Covid-19 has wreaked havoc on the global economy and multiple industries.  The real estate industry has not been spared.  Multiple jurisdictions have announced moratoriums on evictions and foreclosures.  Rent abatements can be expected for various commercial tenants affected by the epidemic, as well.  With the mandatory closures of many non-essential government offices, real estate closings have now been acutely affected.

Title insurance companies have begun notifying clients that they can expect new exceptions to appear on title policies, these exceptions implicate the key functions of title insurance.

For Owner’s policies this new exception contemplates being rewritten to includes “any defect, lien, encumbrance, adverse claim, or other matter created by or arising out of the inaccessibility of the [applicable recording office], including, but not limited to, (i) an inability to search the Public Records, or (ii) any delay in recordation of [the documents vesting Title] in the Public Records.”  For Lender’s policies the exceptions are the same but also include an additional exception for “any claim based on an assertion that the recording of the Insured Mortgage failed to be timely.”

These new exceptions raise significant issues when considered in the context of New York’s “race-notice” statutory scheme.  New York’s race-notice statutory scheme allows for a recording purchaser or mortgagee without notice of any other prior mortgages or conveyances to gain priority (§RPL 291, Alliance Funding v. Tabouda, 39 AD3d 784 (2nd Dep’t 2007)).  Thus, to gain priority, a purchaser or mortgagee must have no actual knowledge of a prior conveyance or outstanding lien and then must win the race to record the document at the county clerk’s office (Goldstein v. Gold, 106AD2d 100 (2nd Dep’t 1984)).  Knowledge is objectively defined based on what a reasonable inquiry concerning a title defect would have uncovered (Id.).

The proposed new exceptions directly implicate the two prongs of New York’s “race-notice” scheme.

A search of public records is a key component of any reasonable inquiry.  While the courts will be the ultimate authority in determining reasonableness, a change in the standard based on (what we hope is) a short-term phenomenon should not be expected or encouraged, as it could cause additional disorder and confusion.

The “race” element of the “race-notice” is concrete.  Any delay in recording introduces substantial risk to a purchaser or mortgagee that their interest could be subordinated.

The new exceptions should therefore be avoided, and attorneys should work with their title company to enable them to issue a title policy that adequately protects their client’s interest.

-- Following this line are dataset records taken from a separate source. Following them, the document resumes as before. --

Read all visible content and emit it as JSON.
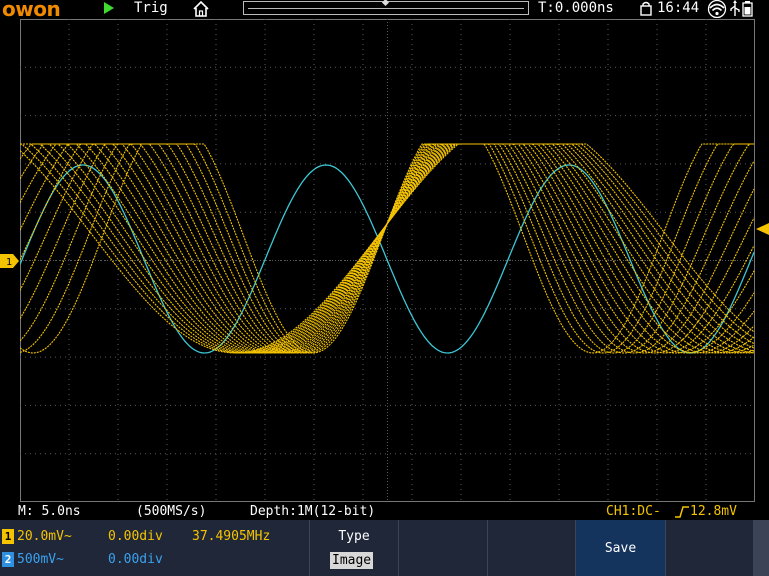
{
  "header": {
    "brand": "owon",
    "run_icon": "play-icon",
    "trigger_status": "Trig",
    "home_icon": "home-icon",
    "trigger_delay": "T:0.000ns",
    "clock_icon": "lock-icon",
    "time": "16:44",
    "wifi_icon": "wifi-icon",
    "usb_icon": "usb-icon",
    "battery_icon": "battery-icon"
  },
  "waveform": {
    "ch1_color": "#f5c400",
    "ch2_color": "#3cc7d6",
    "grid_color": "#5a5a5a",
    "ch1_marker": "1"
  },
  "info": {
    "timebase": "M: 5.0ns",
    "sample_rate": "(500MS/s)",
    "depth": "Depth:1M(12-bit)",
    "trigger": "CH1:DC-",
    "trigger_level": "12.8mV"
  },
  "channels": [
    {
      "badge": "1",
      "color": "#f5c400",
      "scale": "20.0mV~",
      "offset": "0.00div",
      "freq": "37.4905MHz"
    },
    {
      "badge": "2",
      "color": "#2f8fe0",
      "scale": "500mV~",
      "offset": "0.00div",
      "freq": ""
    }
  ],
  "menu": {
    "type_label": "Type",
    "type_value": "Image",
    "save_label": "Save"
  }
}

In the long term, the lessons we take away from the current crisis should include a push for further progress in the conversion of title records to electronic form easily accessible online.  This would allow a potential shift in the reasonableness standard of “knowledge” to be based on searches conducted online, rather than requiring in person record searches.  Similarly, a carefully constructed automated online recording system, for all counties within New York State, would allow for the uninterrupted prioritization of real property interests even when exigent circumstances do not allow a brick and mortar facility to operate.

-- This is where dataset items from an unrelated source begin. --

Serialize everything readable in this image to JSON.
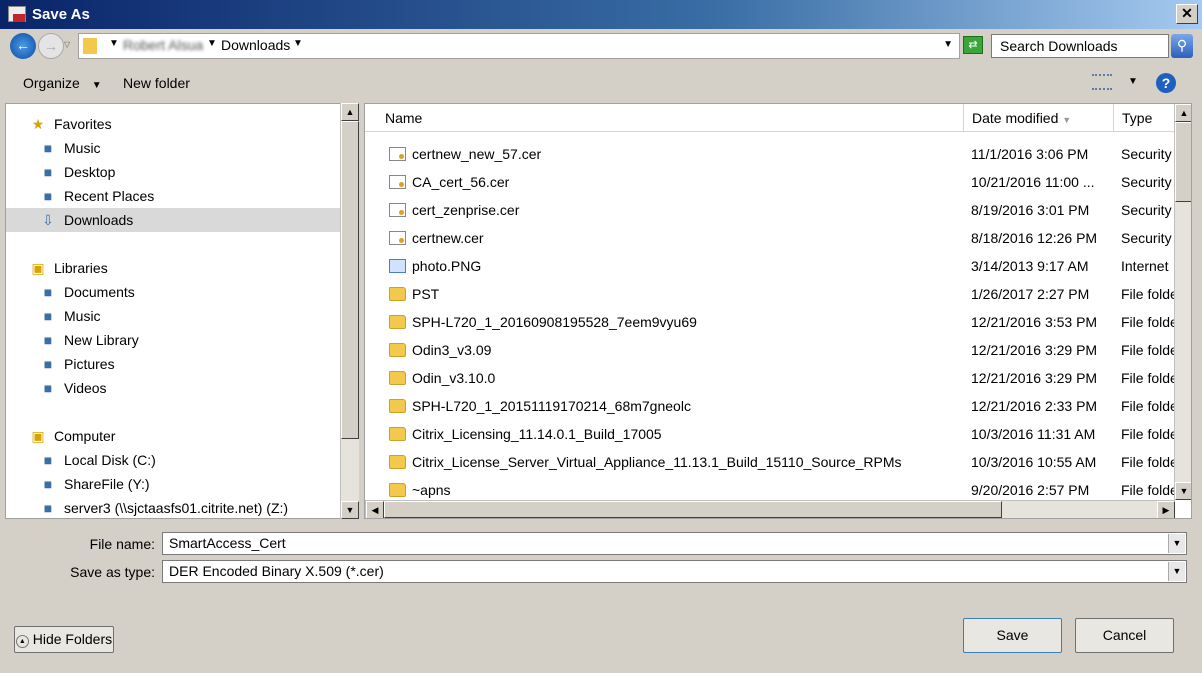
{
  "window": {
    "title": "Save As"
  },
  "address": {
    "crumbs": [
      "Robert Alsua",
      "Downloads"
    ]
  },
  "search": {
    "placeholder": "Search Downloads"
  },
  "toolbar": {
    "organize": "Organize",
    "new_folder": "New folder"
  },
  "nav": {
    "groups": [
      {
        "label": "Favorites",
        "icon": "star-icon",
        "items": [
          {
            "label": "Music",
            "icon": "music-icon"
          },
          {
            "label": "Desktop",
            "icon": "desktop-icon"
          },
          {
            "label": "Recent Places",
            "icon": "recent-places-icon"
          },
          {
            "label": "Downloads",
            "icon": "downloads-icon",
            "selected": true
          }
        ]
      },
      {
        "label": "Libraries",
        "icon": "libraries-icon",
        "items": [
          {
            "label": "Documents",
            "icon": "documents-icon"
          },
          {
            "label": "Music",
            "icon": "music-icon"
          },
          {
            "label": "New Library",
            "icon": "library-icon"
          },
          {
            "label": "Pictures",
            "icon": "pictures-icon"
          },
          {
            "label": "Videos",
            "icon": "videos-icon"
          }
        ]
      },
      {
        "label": "Computer",
        "icon": "computer-icon",
        "items": [
          {
            "label": "Local Disk (C:)",
            "icon": "disk-icon"
          },
          {
            "label": "ShareFile (Y:)",
            "icon": "sharefile-icon"
          },
          {
            "label": "server3 (\\\\sjctaasfs01.citrite.net) (Z:)",
            "icon": "network-drive-icon"
          }
        ]
      }
    ]
  },
  "columns": {
    "name": "Name",
    "date": "Date modified",
    "type": "Type"
  },
  "files": [
    {
      "name": "certnew_new_57.cer",
      "date": "11/1/2016 3:06 PM",
      "type": "Security",
      "kind": "cert"
    },
    {
      "name": "CA_cert_56.cer",
      "date": "10/21/2016 11:00 ...",
      "type": "Security",
      "kind": "cert"
    },
    {
      "name": "cert_zenprise.cer",
      "date": "8/19/2016 3:01 PM",
      "type": "Security",
      "kind": "cert"
    },
    {
      "name": "certnew.cer",
      "date": "8/18/2016 12:26 PM",
      "type": "Security",
      "kind": "cert"
    },
    {
      "name": "photo.PNG",
      "date": "3/14/2013 9:17 AM",
      "type": "Internet",
      "kind": "img"
    },
    {
      "name": "PST",
      "date": "1/26/2017 2:27 PM",
      "type": "File folder",
      "kind": "folder"
    },
    {
      "name": "SPH-L720_1_20160908195528_7eem9vyu69",
      "date": "12/21/2016 3:53 PM",
      "type": "File folder",
      "kind": "folder"
    },
    {
      "name": "Odin3_v3.09",
      "date": "12/21/2016 3:29 PM",
      "type": "File folder",
      "kind": "folder"
    },
    {
      "name": "Odin_v3.10.0",
      "date": "12/21/2016 3:29 PM",
      "type": "File folder",
      "kind": "folder"
    },
    {
      "name": "SPH-L720_1_20151119170214_68m7gneolc",
      "date": "12/21/2016 2:33 PM",
      "type": "File folder",
      "kind": "folder"
    },
    {
      "name": "Citrix_Licensing_11.14.0.1_Build_17005",
      "date": "10/3/2016 11:31 AM",
      "type": "File folder",
      "kind": "folder"
    },
    {
      "name": "Citrix_License_Server_Virtual_Appliance_11.13.1_Build_15110_Source_RPMs",
      "date": "10/3/2016 10:55 AM",
      "type": "File folder",
      "kind": "folder"
    },
    {
      "name": "~apns",
      "date": "9/20/2016 2:57 PM",
      "type": "File folder",
      "kind": "folder"
    }
  ],
  "form": {
    "file_name_label": "File name:",
    "file_name": "SmartAccess_Cert",
    "type_label": "Save as type:",
    "type_value": "DER Encoded Binary X.509 (*.cer)"
  },
  "buttons": {
    "hide_folders": "Hide Folders",
    "save": "Save",
    "cancel": "Cancel"
  }
}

DISCLAIMER: This summary is not legal advice and does not create any attorney-client relationship. This summary does not provide a definitive legal opinion for any factual situation. Before the firm can provide legal advice or opinion to any person or entity, the specific facts at issue must be reviewed by the firm. Before an attorney-client relationship is formed, the firm must have a signed engagement letter with a client setting forth the Firm’s scope and terms of representation. The information contained herein is based upon the law at the time of publication.